Первыми Соров забрал Сонечку и Вову. Их родители жили в ссоре, поэтому ночевали в разных комнатах и поутру каждый собирал "своего" заспанного близнеца: папа Вову, а мама Сонечку. Соров ждал в коридоре на остром трёхколесном велосипеде и пялился в зеркало; ему не нравилось. Хотелось уйти, пахло жареным хлебом, дверь в туалетную комнату хлопала словно по темени, непрерывно.
Четыре в ряд baby-кресла, втиснутых поверх заднего дивана старого американского pick-up-а, напоминали театральную ложу. Вова и Сонечка ехали в разных углах, как будто послушно длили домашние обстоятельства, но переглядывались весело: машина, дядя Соров, предстоящие карусели, и много вообще непредставимого обещает сегодня случиться.
Нарядные, живущие на полюсах детской иерархии, Катя с Дмитрием Ивановичем (одиннадцать и четыре) спустились по парадной лестнице самостоятельно, после чего Катя отстранила руки Сорова, крякнув, воткнула Дмитрия Ивановича между близнецами и уселась вперёд. Соров пожал плечами окнам дома над собой, и, стоя у руля, махнул вверх рукою, здороваясь, успокаивая и прощаясь.
Женечка Ясень к своему пятилетию с трудом помещался в автомобильное сиденье для сверстников, был щекаст, жопаст и подвижен. Соров подозревал, что когда-то походил на этого ребенка и от того испытывал к нему дополнительную симпатию. Устраивая Женечку четвёртым в заднем ряду, Соров бормотал для переступавшей, как нервная кобыла, у распахнутой задней двери Елены Владимировны:
- Чего тут волноваться? Тоже мне, бином Ньютона. Первый раз, что ли? С дедушкой Морозом летом повидаться - как хорошо. Он же и дядька родной, надо же, как совпало.

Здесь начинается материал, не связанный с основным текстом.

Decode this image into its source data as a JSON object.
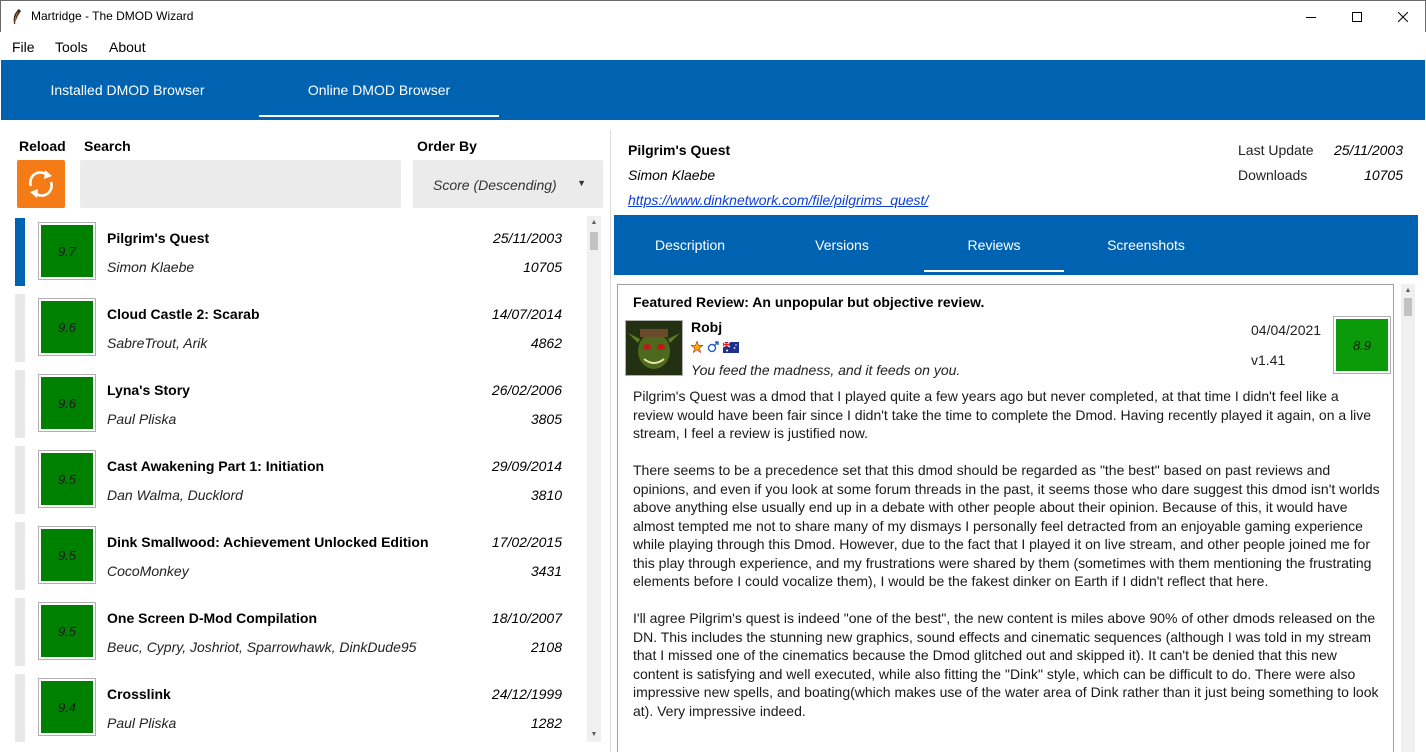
{
  "window": {
    "title": "Martridge - The DMOD Wizard",
    "controls": [
      "minimize-icon",
      "maximize-icon",
      "close-icon"
    ]
  },
  "menu": [
    "File",
    "Tools",
    "About"
  ],
  "main_tabs": [
    {
      "label": "Installed DMOD Browser",
      "active": false
    },
    {
      "label": "Online DMOD Browser",
      "active": true
    }
  ],
  "browser": {
    "reload_label": "Reload",
    "search_label": "Search",
    "search_value": "",
    "order_label": "Order By",
    "order_value": "Score (Descending)",
    "items": [
      {
        "score": "9.7",
        "name": "Pilgrim's Quest",
        "author": "Simon Klaebe",
        "date": "25/11/2003",
        "downloads": "10705",
        "selected": true
      },
      {
        "score": "9.6",
        "name": "Cloud Castle 2: Scarab",
        "author": "SabreTrout, Arik",
        "date": "14/07/2014",
        "downloads": "4862"
      },
      {
        "score": "9.6",
        "name": "Lyna's Story",
        "author": "Paul Pliska",
        "date": "26/02/2006",
        "downloads": "3805"
      },
      {
        "score": "9.5",
        "name": "Cast Awakening Part 1: Initiation",
        "author": "Dan Walma, Ducklord",
        "date": "29/09/2014",
        "downloads": "3810"
      },
      {
        "score": "9.5",
        "name": "Dink Smallwood: Achievement Unlocked Edition",
        "author": "CocoMonkey",
        "date": "17/02/2015",
        "downloads": "3431"
      },
      {
        "score": "9.5",
        "name": "One Screen D-Mod Compilation",
        "author": "Beuc, Cypry, Joshriot, Sparrowhawk, DinkDude95",
        "date": "18/10/2007",
        "downloads": "2108"
      },
      {
        "score": "9.4",
        "name": "Crosslink",
        "author": "Paul Pliska",
        "date": "24/12/1999",
        "downloads": "1282"
      }
    ]
  },
  "detail": {
    "title": "Pilgrim's Quest",
    "author": "Simon Klaebe",
    "url": "https://www.dinknetwork.com/file/pilgrims_quest/",
    "last_update_label": "Last Update",
    "last_update": "25/11/2003",
    "downloads_label": "Downloads",
    "downloads": "10705",
    "tabs": [
      {
        "label": "Description",
        "active": false
      },
      {
        "label": "Versions",
        "active": false
      },
      {
        "label": "Reviews",
        "active": true
      },
      {
        "label": "Screenshots",
        "active": false
      }
    ],
    "review": {
      "heading": "Featured Review: An unpopular but objective review.",
      "reviewer": "Robj",
      "tagline": "You feed the madness, and it feeds on you.",
      "date": "04/04/2021",
      "version": "v1.41",
      "score": "8.9",
      "paragraphs": [
        "Pilgrim's Quest was a dmod that I played quite a few years ago but never completed, at that time I didn't feel like a review would have been fair since I didn't take the time to complete the Dmod. Having recently played it again, on a live stream, I feel a review is justified now.",
        "There seems to be a precedence set that this dmod should be regarded as \"the best\" based on past reviews and opinions, and even if you look at some forum threads in the past, it seems those who dare suggest this dmod isn't worlds above anything else usually end up in a debate with other people about their opinion. Because of this, it would have almost tempted me not to share many of my dismays I personally feel detracted from an enjoyable gaming experience while playing through this Dmod. However, due to the fact that I played it on live stream, and other people joined me for this play through experience, and my frustrations were shared by them (sometimes with them mentioning the frustrating elements before I could vocalize them), I would be the fakest dinker on Earth if I didn't reflect that here.",
        "I'll agree Pilgrim's quest is indeed \"one of the best\", the new content is miles above 90% of other dmods released on the DN. This includes the stunning new graphics, sound effects and cinematic sequences (although I was told in my stream that I missed one of the cinematics because the Dmod glitched out and skipped it). It can't be denied that this new content is satisfying and well executed, while also fitting the \"Dink\" style, which can be difficult to do. There were also impressive new spells, and boating(which makes use of the water area of Dink rather than it just being something to look at). Very impressive indeed."
      ]
    }
  },
  "colors": {
    "accent": "#0063b1",
    "score_green": "#008000",
    "reload_orange": "#f47b16",
    "link": "#0b3ed6"
  }
}
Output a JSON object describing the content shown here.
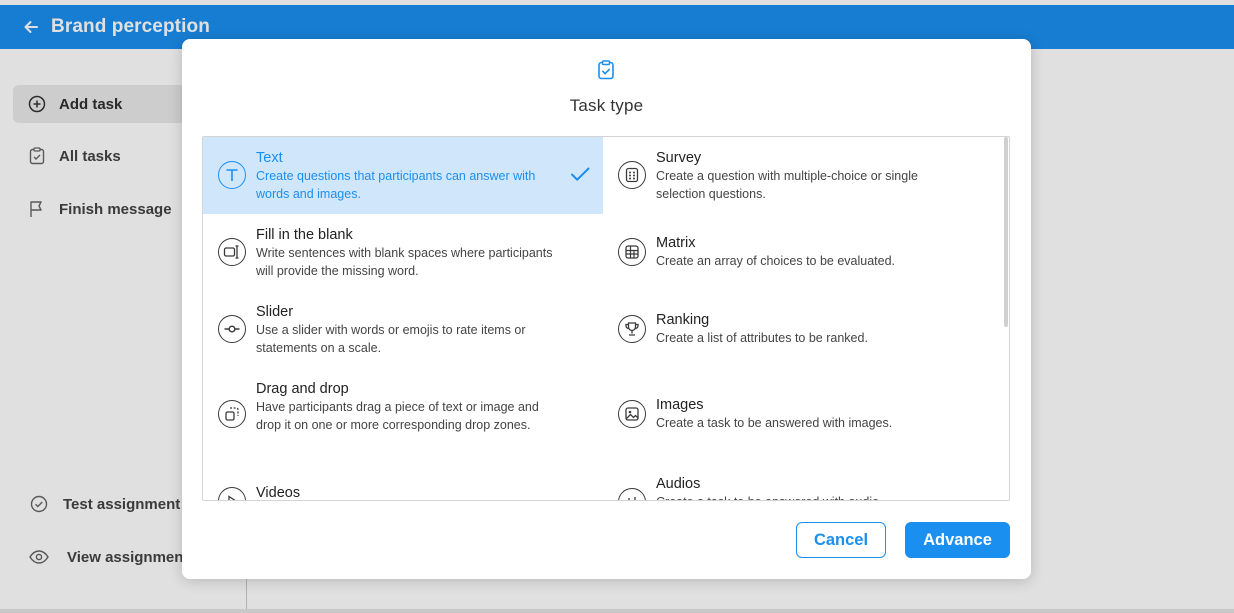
{
  "header": {
    "title": "Brand perception"
  },
  "sidebar": {
    "items": [
      {
        "label": "Add task"
      },
      {
        "label": "All tasks"
      },
      {
        "label": "Finish message"
      },
      {
        "label": "Test assignment"
      },
      {
        "label": "View assignment"
      }
    ]
  },
  "modal": {
    "title": "Task type",
    "options": [
      {
        "name": "Text",
        "desc": "Create questions that participants can answer with words and images.",
        "icon": "text-icon",
        "selected": true
      },
      {
        "name": "Survey",
        "desc": "Create a question with multiple-choice or single selection questions.",
        "icon": "survey-icon"
      },
      {
        "name": "Fill in the blank",
        "desc": "Write sentences with blank spaces where participants will provide the missing word.",
        "icon": "fill-blank-icon"
      },
      {
        "name": "Matrix",
        "desc": "Create an array of choices to be evaluated.",
        "icon": "matrix-icon"
      },
      {
        "name": "Slider",
        "desc": "Use a slider with words or emojis to rate items or statements on a scale.",
        "icon": "slider-icon"
      },
      {
        "name": "Ranking",
        "desc": "Create a list of attributes to be ranked.",
        "icon": "trophy-icon"
      },
      {
        "name": "Drag and drop",
        "desc": "Have participants drag a piece of text or image and drop it on one or more corresponding drop zones.",
        "icon": "drag-drop-icon"
      },
      {
        "name": "Images",
        "desc": "Create a task to be answered with images.",
        "icon": "image-icon"
      },
      {
        "name": "Videos",
        "desc": "",
        "icon": "video-icon"
      },
      {
        "name": "Audios",
        "desc": "Create a task to be answered with audio.",
        "icon": "audio-icon"
      }
    ],
    "cancel_label": "Cancel",
    "advance_label": "Advance"
  },
  "colors": {
    "accent": "#1b8ff0",
    "selected_bg": "#cfe6fb"
  }
}
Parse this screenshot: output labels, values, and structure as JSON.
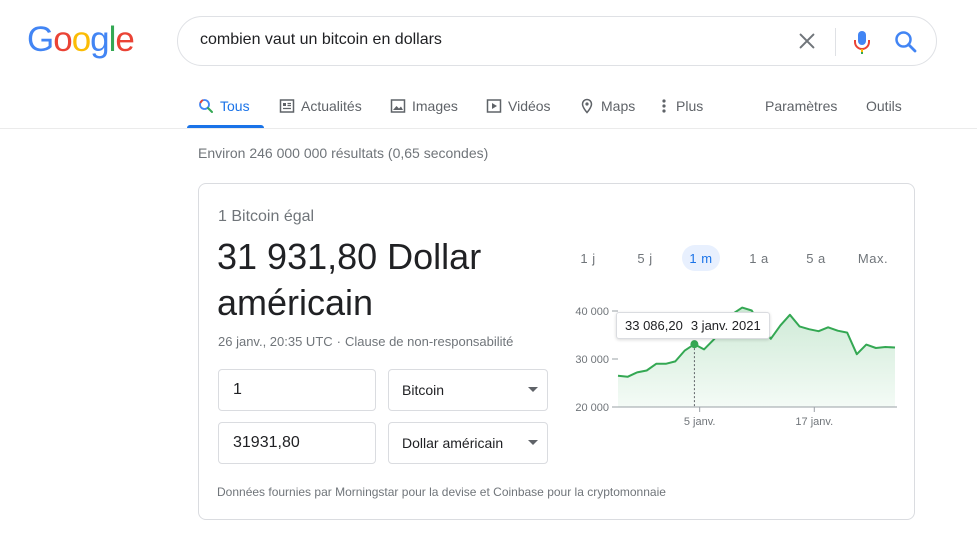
{
  "logo": {
    "letters": [
      "G",
      "o",
      "o",
      "g",
      "l",
      "e"
    ],
    "colors": [
      "#4285f4",
      "#ea4335",
      "#fbbc05",
      "#4285f4",
      "#34a853",
      "#ea4335"
    ]
  },
  "search": {
    "query": "combien vaut un bitcoin en dollars"
  },
  "tabs": [
    {
      "label": "Tous",
      "icon": "search-icon",
      "active": true
    },
    {
      "label": "Actualités",
      "icon": "news-icon"
    },
    {
      "label": "Images",
      "icon": "image-icon"
    },
    {
      "label": "Vidéos",
      "icon": "video-icon"
    },
    {
      "label": "Maps",
      "icon": "map-pin-icon"
    },
    {
      "label": "Plus",
      "icon": "more-vert-icon"
    }
  ],
  "tools": {
    "settings": "Paramètres",
    "tools": "Outils"
  },
  "result_stats": "Environ 246 000 000 résultats (0,65 secondes)",
  "converter": {
    "equals_label": "1 Bitcoin égal",
    "result_value": "31 931,80 Dollar américain",
    "timestamp": "26 janv., 20:35 UTC",
    "separator": "·",
    "disclaimer": "Clause de non-responsabilité",
    "from_amount": "1",
    "from_currency": "Bitcoin",
    "to_amount": "31931,80",
    "to_currency": "Dollar américain",
    "source": "Données fournies par Morningstar pour la devise et Coinbase pour la cryptomonnaie",
    "ranges": [
      "1 j",
      "5 j",
      "1 m",
      "1 a",
      "5 a",
      "Max."
    ],
    "active_range": "1 m",
    "tooltip": {
      "value": "33 086,20",
      "date": "3 janv. 2021"
    }
  },
  "colors": {
    "accent": "#1a73e8",
    "chart_line": "#34a853",
    "chart_fill": "#e6f4ea"
  },
  "chart_data": {
    "type": "area",
    "title": "",
    "xlabel": "",
    "ylabel": "",
    "ylim": [
      20000,
      40000
    ],
    "yticks": [
      20000,
      30000,
      40000
    ],
    "ytick_labels": [
      "20 000",
      "30 000",
      "40 000"
    ],
    "xtick_labels": [
      "5 janv.",
      "17 janv."
    ],
    "xticks_index": [
      8,
      20
    ],
    "series": [
      {
        "values": [
          26500,
          26300,
          27200,
          27600,
          29000,
          29000,
          29500,
          31800,
          33086,
          32000,
          34000,
          36200,
          39400,
          40700,
          40100,
          36700,
          34200,
          37000,
          39200,
          36800,
          36200,
          35800,
          36600,
          35900,
          35500,
          31000,
          33000,
          32300,
          32500,
          32400
        ]
      }
    ],
    "highlight_index": 8,
    "grid": false,
    "legend": "none"
  }
}
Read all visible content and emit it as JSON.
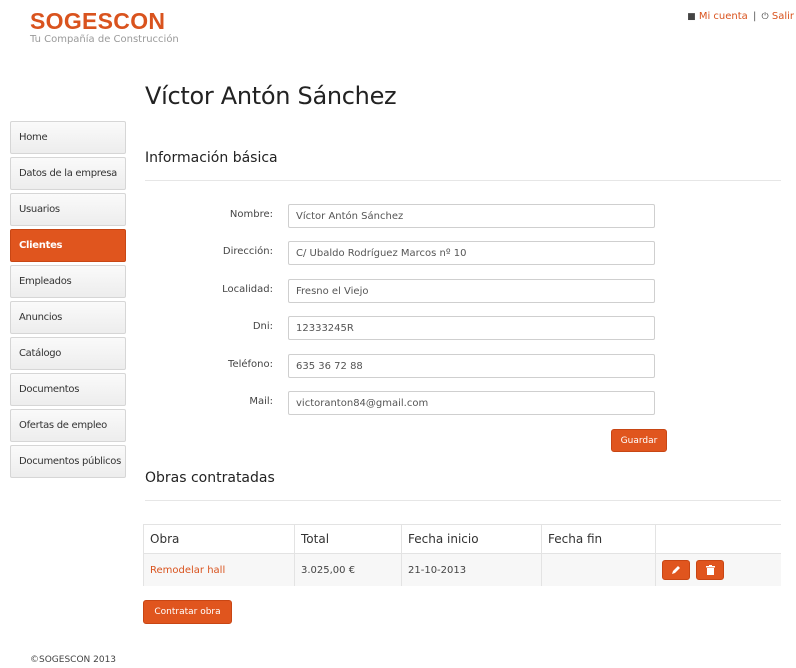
{
  "brand": {
    "name": "SOGESCON",
    "tagline": "Tu Compañía de Construcción"
  },
  "header": {
    "account_label": "Mi cuenta",
    "separator": "|",
    "logout_label": "Salir"
  },
  "sidebar": {
    "items": [
      {
        "label": "Home"
      },
      {
        "label": "Datos de la empresa"
      },
      {
        "label": "Usuarios"
      },
      {
        "label": "Clientes"
      },
      {
        "label": "Empleados"
      },
      {
        "label": "Anuncios"
      },
      {
        "label": "Catálogo"
      },
      {
        "label": "Documentos"
      },
      {
        "label": "Ofertas de empleo"
      },
      {
        "label": "Documentos públicos"
      }
    ],
    "active": "Clientes"
  },
  "page": {
    "title": "Víctor Antón Sánchez"
  },
  "basic_info": {
    "title": "Información básica",
    "fields": {
      "nombre": {
        "label": "Nombre:",
        "value": "Víctor Antón Sánchez"
      },
      "direccion": {
        "label": "Dirección:",
        "value": "C/ Ubaldo Rodríguez Marcos nº 10"
      },
      "localidad": {
        "label": "Localidad:",
        "value": "Fresno el Viejo"
      },
      "dni": {
        "label": "Dni:",
        "value": "12333245R"
      },
      "telefono": {
        "label": "Teléfono:",
        "value": "635 36 72 88"
      },
      "mail": {
        "label": "Mail:",
        "value": "victoranton84@gmail.com"
      }
    },
    "save_label": "Guardar"
  },
  "works": {
    "title": "Obras contratadas",
    "columns": [
      "Obra",
      "Total",
      "Fecha inicio",
      "Fecha fin"
    ],
    "rows": [
      {
        "obra": "Remodelar hall",
        "total": "3.025,00 €",
        "fecha_inicio": "21-10-2013",
        "fecha_fin": ""
      }
    ],
    "contract_label": "Contratar obra"
  },
  "footer": {
    "text": "©SOGESCON 2013"
  },
  "colors": {
    "accent": "#e0551e",
    "brand": "#d9531e"
  },
  "icons": {
    "account": "user-icon",
    "logout": "power-icon",
    "edit": "pencil-icon",
    "delete": "trash-icon"
  }
}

Вова, сидевший по-прежнему с краю и через которого это всё загружалось, сопело, говорилось, глядел недоумённо и укоризненно. Впрочем, оставалась надежда, что услышанное разоблачение новогоднего волшебника он предпочтёт забыть.
А затем мелькали карусели, клоуны, лошадки, беготня с хохотом, капризы со слезами, даже серьёзная голенастая Катя - Соров заметил - дважды улыбалась его шуткам. Деньги на любые соблазны у Сорова в этот день водились, погода стояла сухая, нежаркая, и к полудню его автомобиль оказался наполненным голодными усталыми людьми. Женечка Ясень даже не мог сердиться и ронял большую сонную голову на грудь. Сонечка с Вовой смирились и тихо скулили. Катя объясняла Дмитрию Ивановичу, почему надо терпеть, но поскольку предназначала свою речь весело рулящему Сорову, используя взрослые слова и обороты, Дмитрий Иванович ничего не понимал и, слыша Вову с Сонечкой, отчасти плакал.
Зал заседаний уголовного суда напоминал конюшню, где Соров однажды кормил лошадь. Он стройно вошёл, держа на локте спящего Женечку и подтягивая за ладонь Вову, который, в свою очередь, буксировал Сонечку. Катя несла Дмитрия Ивановича, как рюкзак. Они расселись, спя на Сорове. Судья позволила им выслушать увертюру лёжа.
В сущности, дело было плёвым. Но с учётом биографии Сорова выбор его судьбы у федерального судьи Пучинкиной вышел не по статье богатым: от штрафа до пяти лет строгого неженечкиного режима. Заключительный день судебного разбирательства предполагал лишь последнее слово обвиняемого и приговор. В своём speech, гладя по волосам Женечку Ясеня, Соров указал на собственное трагическое и изжитое заблуждение относительно собственности кредитно-финансовых учреждений вообще и двух миллионов рублей конкретного банка - в частности. Попросил, конечно, не лишать свободы. И ни разу не упомянул детей. Катя таращилась на Пучинкину, прочие спали, и её честь смогла добросовестно избрать Сорову наказание, не связанное с ужасной тюрьмой. Катя хлопала в ладоши, Женечка одобрительно проснулся, прочие спали ещё слаще.
Праздничный обед в "Норе Хоббита" не удался. Соров съел запеканку из творога и две котлеты из мяса, дети только расковыряли торт. Сдав мелкотню обратно, вычистив зубы и надев халат, Соров снова и снова рассматривал в зеркале своё стареющее лицо, пытаясь сообразить, зачем это лицо существует.